Lamun Serap Karbondioksida

by
Lamun. Foto: mataroradio.cat.

Padang lamun memberikan manfaat besar bagi kehidupan manusia. Ekosistem ini menunjang keberlangsungan sumberdaya perikanan Indonesia sebagai habitat komoditas hasil laut bernilai ekonomi tinggi seperti baronang dan rajungan. Padang lamun di Indonesia juga menjadi sumber makanan dugong yang statusnya terancam punah. Selain itu, satu hektar padang lamun juga mampu menyerap emisi karbon dioksida sebanyak 24 ton/hektare per tahun atau setara dengan 35 sepeda motor selama satu tahun.

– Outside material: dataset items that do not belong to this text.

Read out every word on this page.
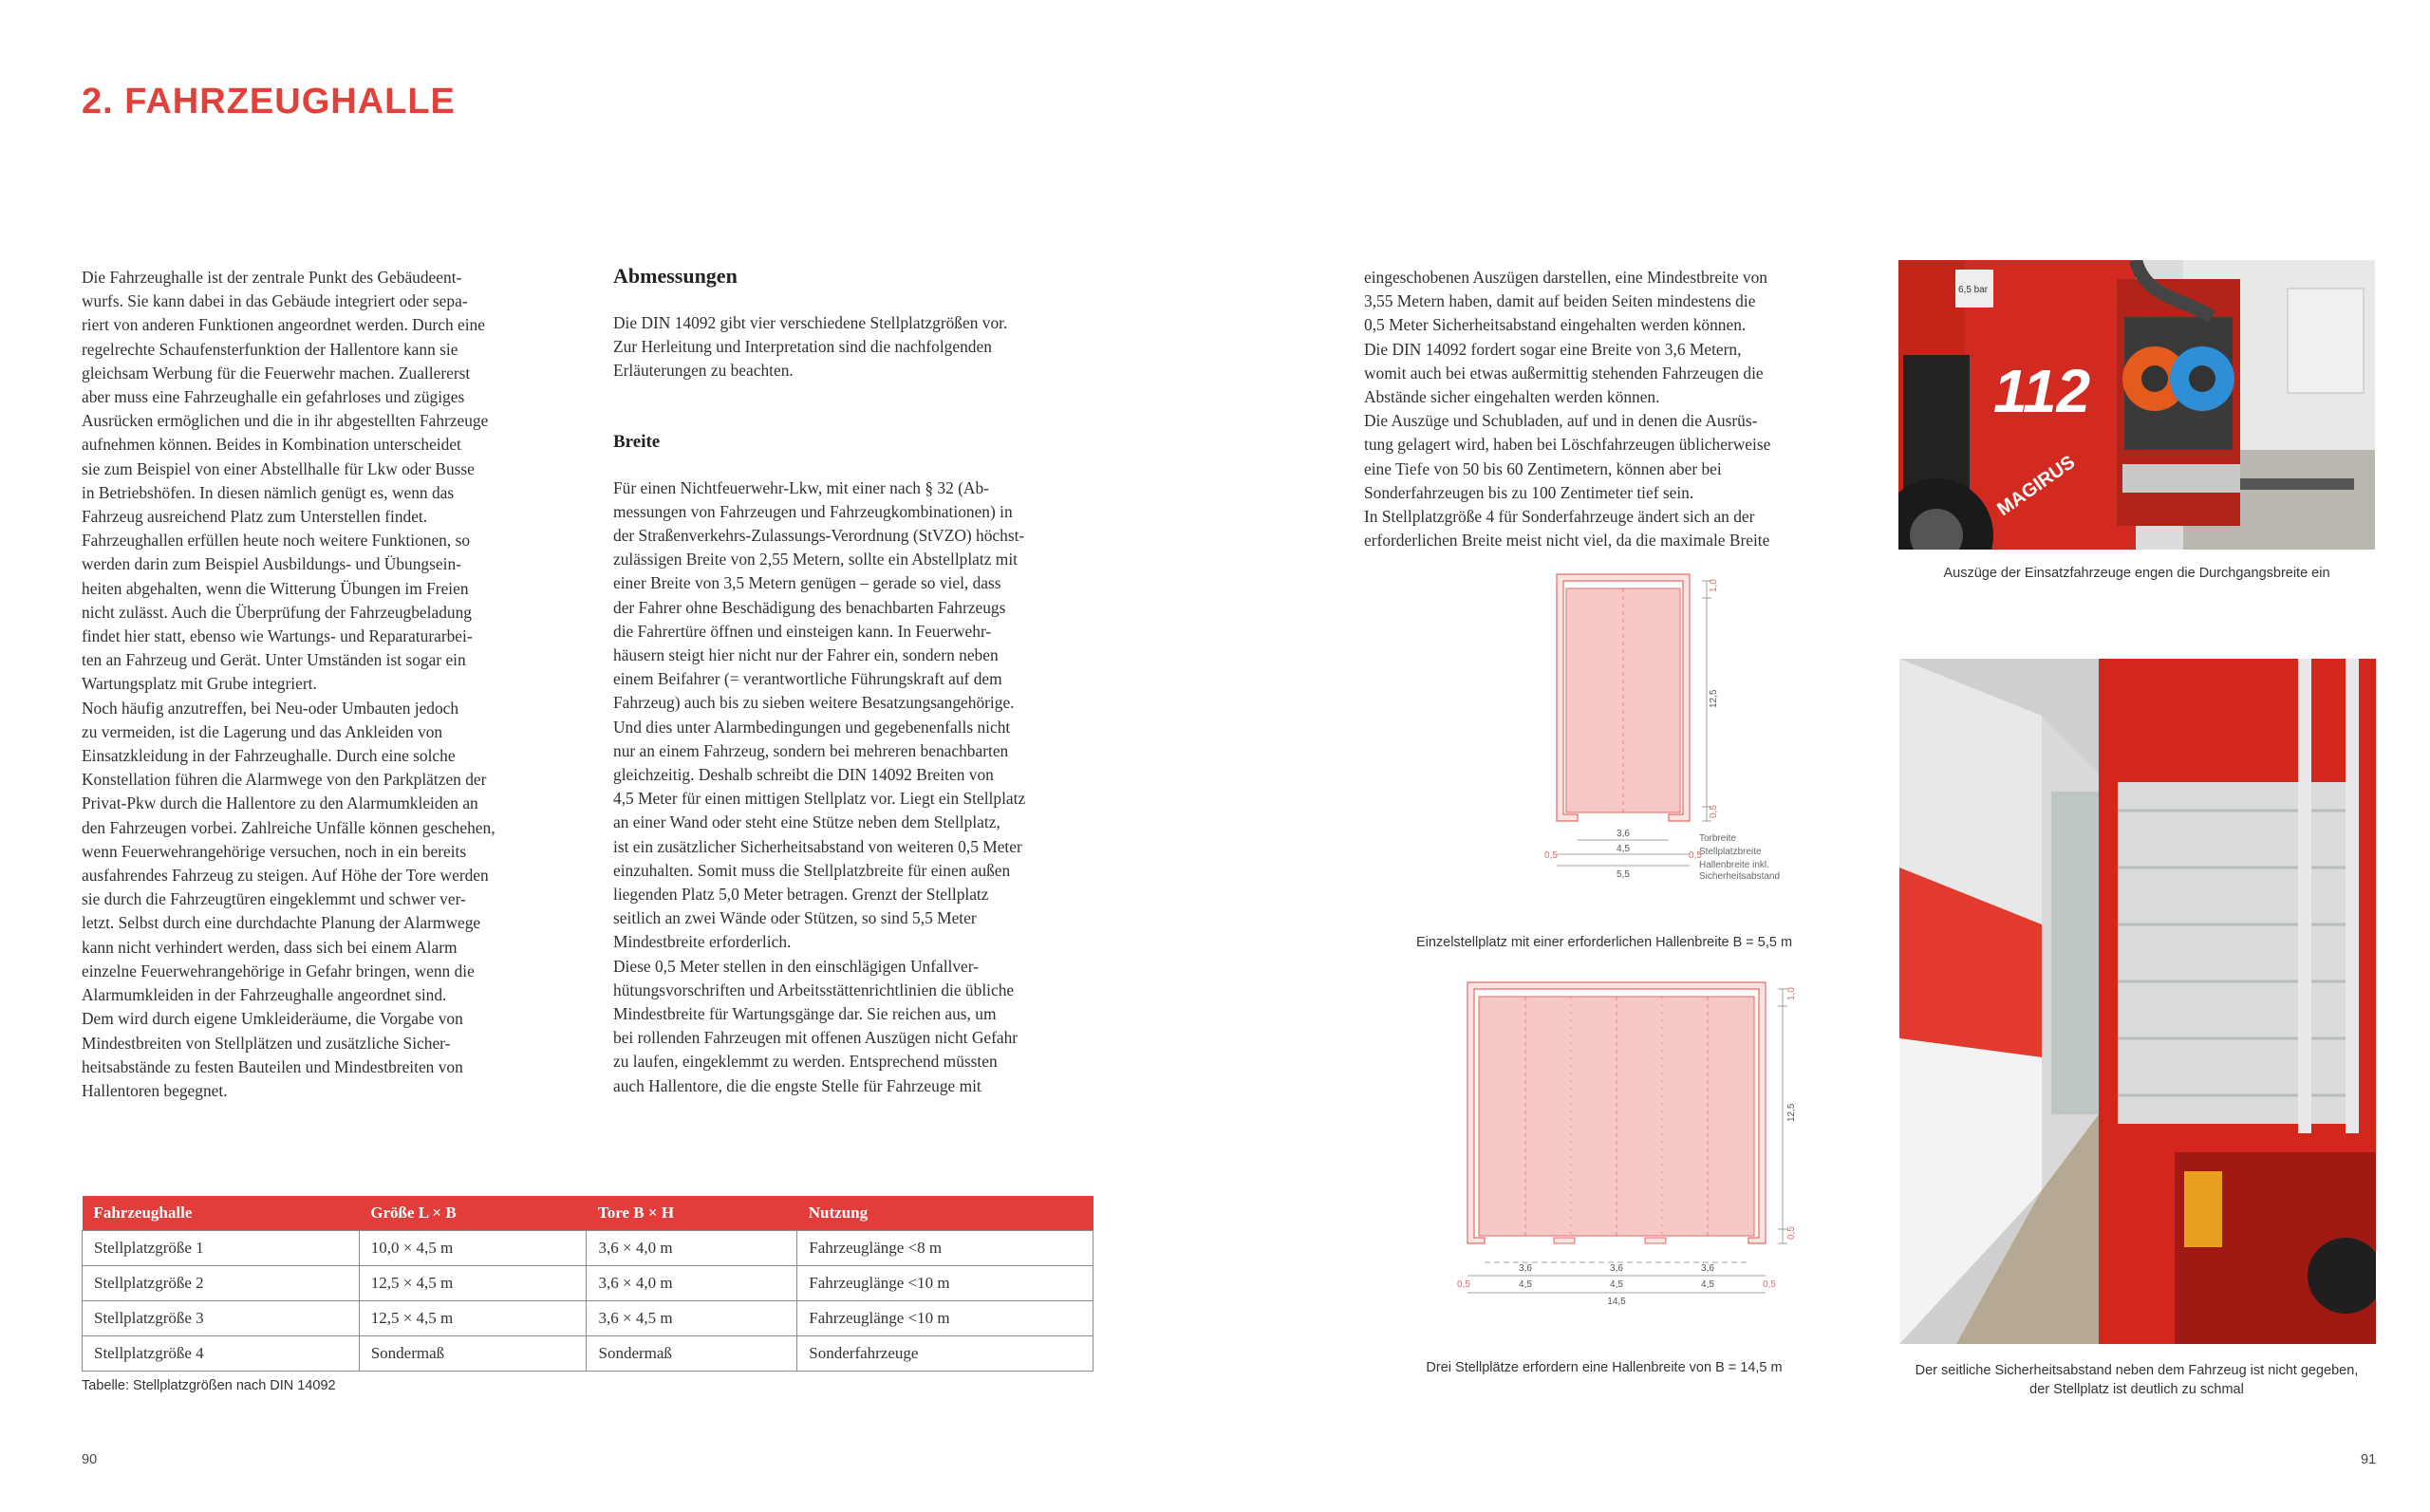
2. FAHRZEUGHALLE

Die Fahrzeughalle ist der zentrale Punkt des Gebäudeent-

wurfs. Sie kann dabei in das Gebäude integriert oder sepa-

riert von anderen Funktionen angeordnet werden. Durch eine

regelrechte Schaufensterfunktion der Hallentore kann sie

gleichsam Werbung für die Feuerwehr machen. Zuallererst

aber muss eine Fahrzeughalle ein gefahrloses und zügiges

Ausrücken ermöglichen und die in ihr abgestellten Fahrzeuge

aufnehmen können. Beides in Kombination unterscheidet

sie zum Beispiel von einer Abstellhalle für Lkw oder Busse

in Betriebshöfen. In diesen nämlich genügt es, wenn das

Fahrzeug ausreichend Platz zum Unterstellen findet.

Fahrzeughallen erfüllen heute noch weitere Funktionen, so

werden darin zum Beispiel Ausbildungs- und Übungsein-

heiten abgehalten, wenn die Witterung Übungen im Freien

nicht zulässt. Auch die Überprüfung der Fahrzeugbeladung

findet hier statt, ebenso wie Wartungs- und Reparaturarbei-

ten an Fahrzeug und Gerät. Unter Umständen ist sogar ein

Wartungsplatz mit Grube integriert.

Noch häufig anzutreffen, bei Neu-oder Umbauten jedoch

zu vermeiden, ist die Lagerung und das Ankleiden von

Einsatzkleidung in der Fahrzeughalle. Durch eine solche

Konstellation führen die Alarmwege von den Parkplätzen der

Privat-Pkw durch die Hallentore zu den Alarmumkleiden an

den Fahrzeugen vorbei. Zahlreiche Unfälle können geschehen,

wenn Feuerwehrangehörige versuchen, noch in ein bereits

ausfahrendes Fahrzeug zu steigen. Auf Höhe der Tore werden

sie durch die Fahrzeugtüren eingeklemmt und schwer ver-

letzt. Selbst durch eine durchdachte Planung der Alarmwege

kann nicht verhindert werden, dass sich bei einem Alarm

einzelne Feuerwehrangehörige in Gefahr bringen, wenn die

Alarmumkleiden in der Fahrzeughalle angeordnet sind.

Dem wird durch eigene Umkleideräume, die Vorgabe von

Mindestbreiten von Stellplätzen und zusätzliche Sicher-

heitsabstände zu festen Bauteilen und Mindestbreiten von

Hallentoren begegnet.

Abmessungen

Die DIN 14092 gibt vier verschiedene Stellplatzgrößen vor.

Zur Herleitung und Interpretation sind die nachfolgenden

Erläuterungen zu beachten.

Breite

Für einen Nichtfeuerwehr-Lkw, mit einer nach § 32 (Ab-

messungen von Fahrzeugen und Fahrzeugkombinationen) in

der Straßenverkehrs-Zulassungs-Verordnung (StVZO) höchst-

zulässigen Breite von 2,55 Metern, sollte ein Abstellplatz mit

einer Breite von 3,5 Metern genügen – gerade so viel, dass

der Fahrer ohne Beschädigung des benachbarten Fahrzeugs

die Fahrertüre öffnen und einsteigen kann. In Feuerwehr-

häusern steigt hier nicht nur der Fahrer ein, sondern neben

einem Beifahrer (= verantwortliche Führungskraft auf dem

Fahrzeug) auch bis zu sieben weitere Besatzungsangehörige.

Und dies unter Alarmbedingungen und gegebenenfalls nicht

nur an einem Fahrzeug, sondern bei mehreren benachbarten

gleichzeitig. Deshalb schreibt die DIN 14092 Breiten von

4,5 Meter für einen mittigen Stellplatz vor. Liegt ein Stellplatz

an einer Wand oder steht eine Stütze neben dem Stellplatz,

ist ein zusätzlicher Sicherheitsabstand von weiteren 0,5 Meter

einzuhalten. Somit muss die Stellplatzbreite für einen außen

liegenden Platz 5,0 Meter betragen. Grenzt der Stellplatz

seitlich an zwei Wände oder Stützen, so sind 5,5 Meter

Mindestbreite erforderlich.

Diese 0,5 Meter stellen in den einschlägigen Unfallver-

hütungsvorschriften und Arbeitsstättenrichtlinien die übliche

Mindestbreite für Wartungsgänge dar. Sie reichen aus, um

bei rollenden Fahrzeugen mit offenen Auszügen nicht Gefahr

zu laufen, eingeklemmt zu werden. Entsprechend müssten

auch Hallentore, die die engste Stelle für Fahrzeuge mit

eingeschobenen Auszügen darstellen, eine Mindestbreite von

3,55 Metern haben, damit auf beiden Seiten mindestens die

0,5 Meter Sicherheitsabstand eingehalten werden können.

Die DIN 14092 fordert sogar eine Breite von 3,6 Metern,

womit auch bei etwas außermittig stehenden Fahrzeugen die

Abstände sicher eingehalten werden können.

Die Auszüge und Schubladen, auf und in denen die Ausrüs-

tung gelagert wird, haben bei Löschfahrzeugen üblicherweise

eine Tiefe von 50 bis 60 Zentimetern, können aber bei

Sonderfahrzeugen bis zu 100 Zentimeter tief sein.

In Stellplatzgröße 4 für Sonderfahrzeuge ändert sich an der

erforderlichen Breite meist nicht viel, da die maximale Breite

Fahrzeughalle	Größe L × B	Tore B × H	Nutzung
Stellplatzgröße 1	10,0 × 4,5 m	3,6 × 4,0 m	Fahrzeuglänge <8 m
Stellplatzgröße 2	12,5 × 4,5 m	3,6 × 4,0 m	Fahrzeuglänge <10 m
Stellplatzgröße 3	12,5 × 4,5 m	3,6 × 4,5 m	Fahrzeuglänge <10 m
Stellplatzgröße 4	Sondermaß	Sondermaß	Sonderfahrzeuge
Tabelle: Stellplatzgrößen nach DIN 14092
1,0
12,5
0,5
3,6
0,5
4,5
0,5
5,5
Torbreite
Stellplatzbreite
Hallenbreite inkl.
Sicherheitsabstand
Einzelstellplatz mit einer erforderlichen Hallenbreite B = 5,5 m
1,0
12,5
0,5
3,6	3,6	3,6
0,5	4,5	4,5	4,5	0,5
14,5
Drei Stellplätze erfordern eine Hallenbreite von B = 14,5 m
6,5 bar
112
MAGIRUS
Auszüge der Einsatzfahrzeuge engen die Durchgangsbreite ein
Der seitliche Sicherheitsabstand neben dem Fahrzeug ist nicht gegeben,
der Stellplatz ist deutlich zu schmal
90	91
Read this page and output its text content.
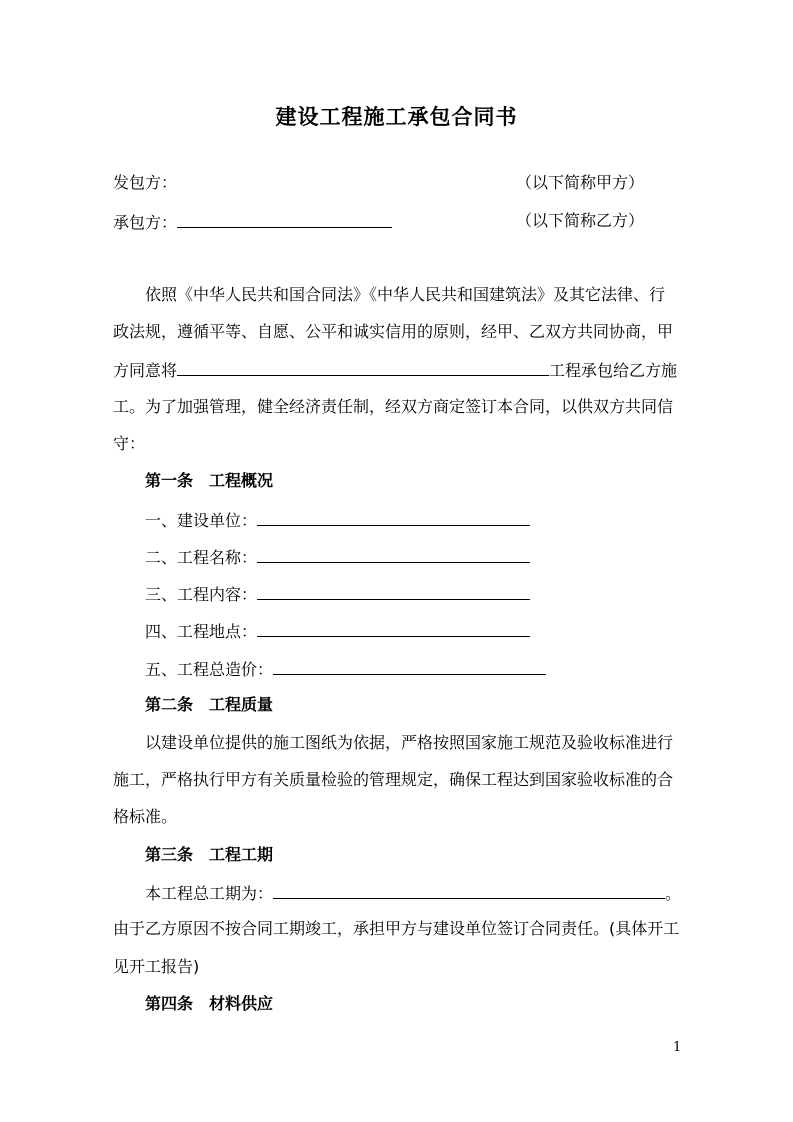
建设工程施工承包合同书
发包方：	（以下简称甲方）
承包方：	（以下简称乙方）
依照《中华人民共和国合同法》《中华人民共和国建筑法》及其它法律、行
政法规，遵循平等、自愿、公平和诚实信用的原则，经甲、乙双方共同协商，甲
方同意将	工程承包给乙方施
工。为了加强管理，健全经济责任制，经双方商定签订本合同，以供双方共同信
守：
第一条　工程概况
一、建设单位：
二、工程名称：
三、工程内容：
四、工程地点：
五、工程总造价：
第二条　工程质量
以建设单位提供的施工图纸为依据，严格按照国家施工规范及验收标准进行
施工，严格执行甲方有关质量检验的管理规定，确保工程达到国家验收标准的合
格标准。
第三条　工程工期
本工程总工期为：	。
由于乙方原因不按合同工期竣工，承担甲方与建设单位签订合同责任。(具体开工
见开工报告)
第四条　材料供应
1
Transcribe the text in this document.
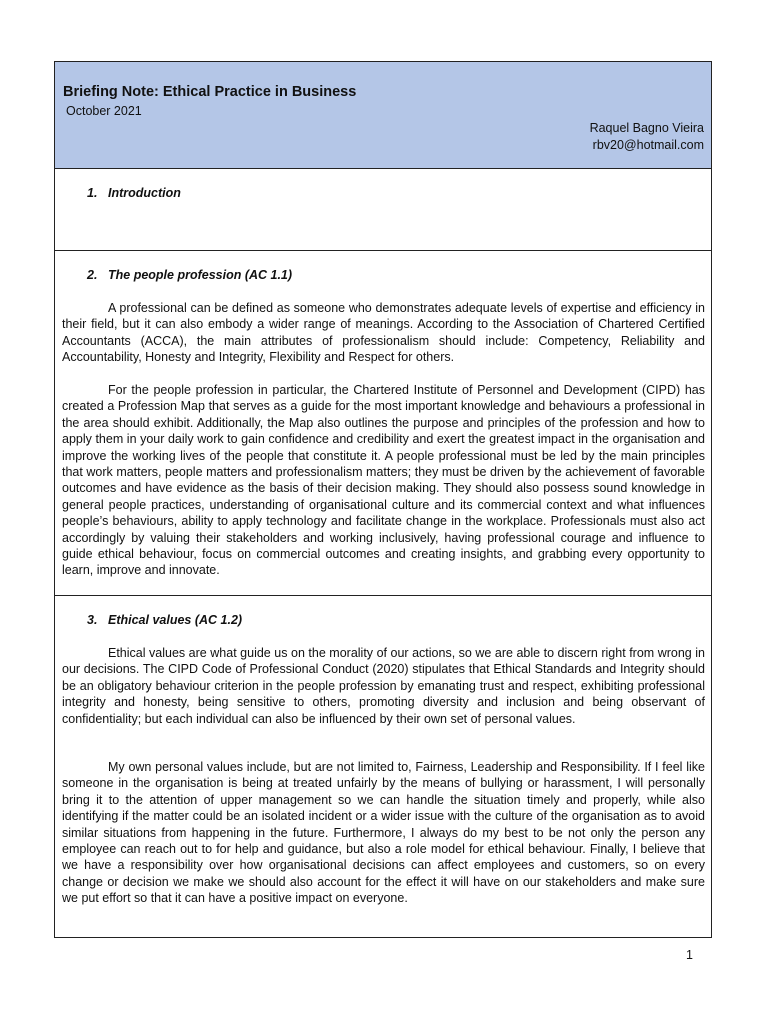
Briefing Note: Ethical Practice in Business
October 2021
Raquel Bagno Vieira
rbv20@hotmail.com
1. Introduction
2. The people profession (AC 1.1)

A professional can be defined as someone who demonstrates adequate levels of expertise and efficiency in their field, but it can also embody a wider range of meanings. According to the Association of Chartered Certified Accountants (ACCA), the main attributes of professionalism should include: Competency, Reliability and Accountability, Honesty and Integrity, Flexibility and Respect for others.

For the people profession in particular, the Chartered Institute of Personnel and Development (CIPD) has created a Profession Map that serves as a guide for the most important knowledge and behaviours a professional in the area should exhibit. Additionally, the Map also outlines the purpose and principles of the profession and how to apply them in your daily work to gain confidence and credibility and exert the greatest impact in the organisation and improve the working lives of the people that constitute it. A people professional must be led by the main principles that work matters, people matters and professionalism matters; they must be driven by the achievement of favorable outcomes and have evidence as the basis of their decision making. They should also possess sound knowledge in general people practices, understanding of organisational culture and its commercial context and what influences people’s behaviours, ability to apply technology and facilitate change in the workplace. Professionals must also act accordingly by valuing their stakeholders and working inclusively, having professional courage and influence to guide ethical behaviour, focus on commercial outcomes and creating insights, and grabbing every opportunity to learn, improve and innovate.

3. Ethical values (AC 1.2)

Ethical values are what guide us on the morality of our actions, so we are able to discern right from wrong in our decisions. The CIPD Code of Professional Conduct (2020) stipulates that Ethical Standards and Integrity should be an obligatory behaviour criterion in the people profession by emanating trust and respect, exhibiting professional integrity and honesty, being sensitive to others, promoting diversity and inclusion and being observant of confidentiality; but each individual can also be influenced by their own set of personal values.

My own personal values include, but are not limited to, Fairness, Leadership and Responsibility. If I feel like someone in the organisation is being at treated unfairly by the means of bullying or harassment, I will personally bring it to the attention of upper management so we can handle the situation timely and properly, while also identifying if the matter could be an isolated incident or a wider issue with the culture of the organisation as to avoid similar situations from happening in the future. Furthermore, I always do my best to be not only the person any employee can reach out to for help and guidance, but also a role model for ethical behaviour. Finally, I believe that we have a responsibility over how organisational decisions can affect employees and customers, so on every change or decision we make we should also account for the effect it will have on our stakeholders and make sure we put effort so that it can have a positive impact on everyone.

1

Wartapilihan.com, Jakarta – Hal tersebut disampaikan Kepala Pusat Penelitian Osenografi LIPI, Dirhamsyah. Namun di tengah manfaat yang melimpah itu, terdapat aktivitas manusia yang dapay membuat penurunan kondisi padang lamun. Hasil riset Lembaga Ilmu Pengetahuan Indonesia (LIPI) yang dilakukan oleh Pusat Penelitian Oseanografi LIPI menunjukkan hanya 6,67 % padang lamun yang kondisinya sehat, sementara 42% berada dalam kondisi kurang sehat.

“Lamun adalah satu-satunya tumbuhan berbunga yang secara penuh beradaptasi pada lingkungan laut. Lamun tumbuh pada berbagai macam substrat membentuk hamparan luas yang disebut padang lamun. Secara ekologis, keberadaan padang lamun menciptakan ruang bagi banyak organisme untuk berkembang dan berinteraksi, membentuk satu kesatuan ekosistem di laut dangkal,” jelas Dirhamsyah, Senin, (1/10/2019), dalam acara bertajuk ‘Penyampaian Status Padang Lamun Indonesia’, di Pusat Penelitian Oseanografi LIPI, Ancol, Jakarta Utara.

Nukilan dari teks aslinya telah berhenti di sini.